Mariano Sabino, presiden Partidu Demokrátiku (Partai Demokrat), menyatakan bahwa pelanggaran hak asasi manusia yang terjadi di Myanmar mirip dengan yang dialami Timor Leste pada masa pendudukan Indonesia.
Selama bertahun-tahun, Timor Leste telah memperjelas niatnya untuk bergabung dengan ASEAN, dan tampaknya menggunakan pendekatan non-konfrontatif untuk mencapai tujuan ini.

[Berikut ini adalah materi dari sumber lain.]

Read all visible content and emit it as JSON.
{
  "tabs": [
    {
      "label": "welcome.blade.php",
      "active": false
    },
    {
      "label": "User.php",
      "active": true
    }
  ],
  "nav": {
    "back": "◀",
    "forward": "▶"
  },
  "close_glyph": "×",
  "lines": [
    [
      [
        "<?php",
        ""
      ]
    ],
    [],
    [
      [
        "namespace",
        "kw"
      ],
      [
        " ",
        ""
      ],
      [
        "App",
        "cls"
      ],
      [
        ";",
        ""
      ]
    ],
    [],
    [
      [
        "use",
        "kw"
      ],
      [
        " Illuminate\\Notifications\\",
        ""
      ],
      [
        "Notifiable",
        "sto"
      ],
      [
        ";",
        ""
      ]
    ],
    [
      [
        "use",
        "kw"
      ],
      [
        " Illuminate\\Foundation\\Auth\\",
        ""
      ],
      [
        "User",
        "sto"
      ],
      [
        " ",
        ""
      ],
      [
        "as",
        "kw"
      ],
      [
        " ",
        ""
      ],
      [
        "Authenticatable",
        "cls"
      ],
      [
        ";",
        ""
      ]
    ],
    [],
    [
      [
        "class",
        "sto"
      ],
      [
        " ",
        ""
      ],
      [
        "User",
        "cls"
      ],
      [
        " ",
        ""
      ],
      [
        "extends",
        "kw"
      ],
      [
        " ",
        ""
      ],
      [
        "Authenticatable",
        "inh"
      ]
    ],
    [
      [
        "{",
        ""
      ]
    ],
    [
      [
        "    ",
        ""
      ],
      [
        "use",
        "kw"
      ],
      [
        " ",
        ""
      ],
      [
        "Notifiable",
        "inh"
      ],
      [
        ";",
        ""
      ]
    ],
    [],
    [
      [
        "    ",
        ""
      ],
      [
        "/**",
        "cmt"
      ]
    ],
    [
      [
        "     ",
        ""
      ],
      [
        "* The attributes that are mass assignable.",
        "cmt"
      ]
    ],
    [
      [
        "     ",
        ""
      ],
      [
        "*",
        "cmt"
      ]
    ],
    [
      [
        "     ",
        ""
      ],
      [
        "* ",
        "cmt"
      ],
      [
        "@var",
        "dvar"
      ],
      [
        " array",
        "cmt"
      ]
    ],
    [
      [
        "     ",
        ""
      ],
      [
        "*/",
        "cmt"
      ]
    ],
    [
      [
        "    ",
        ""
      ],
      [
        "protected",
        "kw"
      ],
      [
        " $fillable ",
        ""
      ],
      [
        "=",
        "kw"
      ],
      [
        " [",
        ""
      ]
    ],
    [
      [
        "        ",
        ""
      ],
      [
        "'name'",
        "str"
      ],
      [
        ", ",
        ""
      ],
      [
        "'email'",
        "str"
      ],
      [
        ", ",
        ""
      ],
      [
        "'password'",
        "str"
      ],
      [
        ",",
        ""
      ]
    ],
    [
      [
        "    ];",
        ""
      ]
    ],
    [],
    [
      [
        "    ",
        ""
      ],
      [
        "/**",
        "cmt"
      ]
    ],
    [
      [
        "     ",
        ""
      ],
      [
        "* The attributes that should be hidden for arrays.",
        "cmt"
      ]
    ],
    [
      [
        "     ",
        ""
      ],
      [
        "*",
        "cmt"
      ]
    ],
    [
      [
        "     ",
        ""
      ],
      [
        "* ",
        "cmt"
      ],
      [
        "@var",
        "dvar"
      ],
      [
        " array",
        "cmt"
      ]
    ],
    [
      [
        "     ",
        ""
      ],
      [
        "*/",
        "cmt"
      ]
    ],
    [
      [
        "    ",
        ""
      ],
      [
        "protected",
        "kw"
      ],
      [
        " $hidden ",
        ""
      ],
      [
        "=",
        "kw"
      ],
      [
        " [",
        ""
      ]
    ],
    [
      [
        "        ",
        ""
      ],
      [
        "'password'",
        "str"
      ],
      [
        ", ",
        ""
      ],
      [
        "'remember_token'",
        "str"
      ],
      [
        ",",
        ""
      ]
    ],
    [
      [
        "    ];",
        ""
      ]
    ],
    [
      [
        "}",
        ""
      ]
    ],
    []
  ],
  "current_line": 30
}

Suara abstain adalah contoh dari pendekatan ini, berdasarkan asumsi bahwa Myanmar yang tidak senang (atau negara anggota ASEAN mana pun) dapat berdampak pada keinginannya untuk bergabung dengan organisasi tersebut. Mempertimbangkan kejadian terbaru ini, apakah (Timor Leste) sudah siap untuk bergabung dengan blok 10 negara?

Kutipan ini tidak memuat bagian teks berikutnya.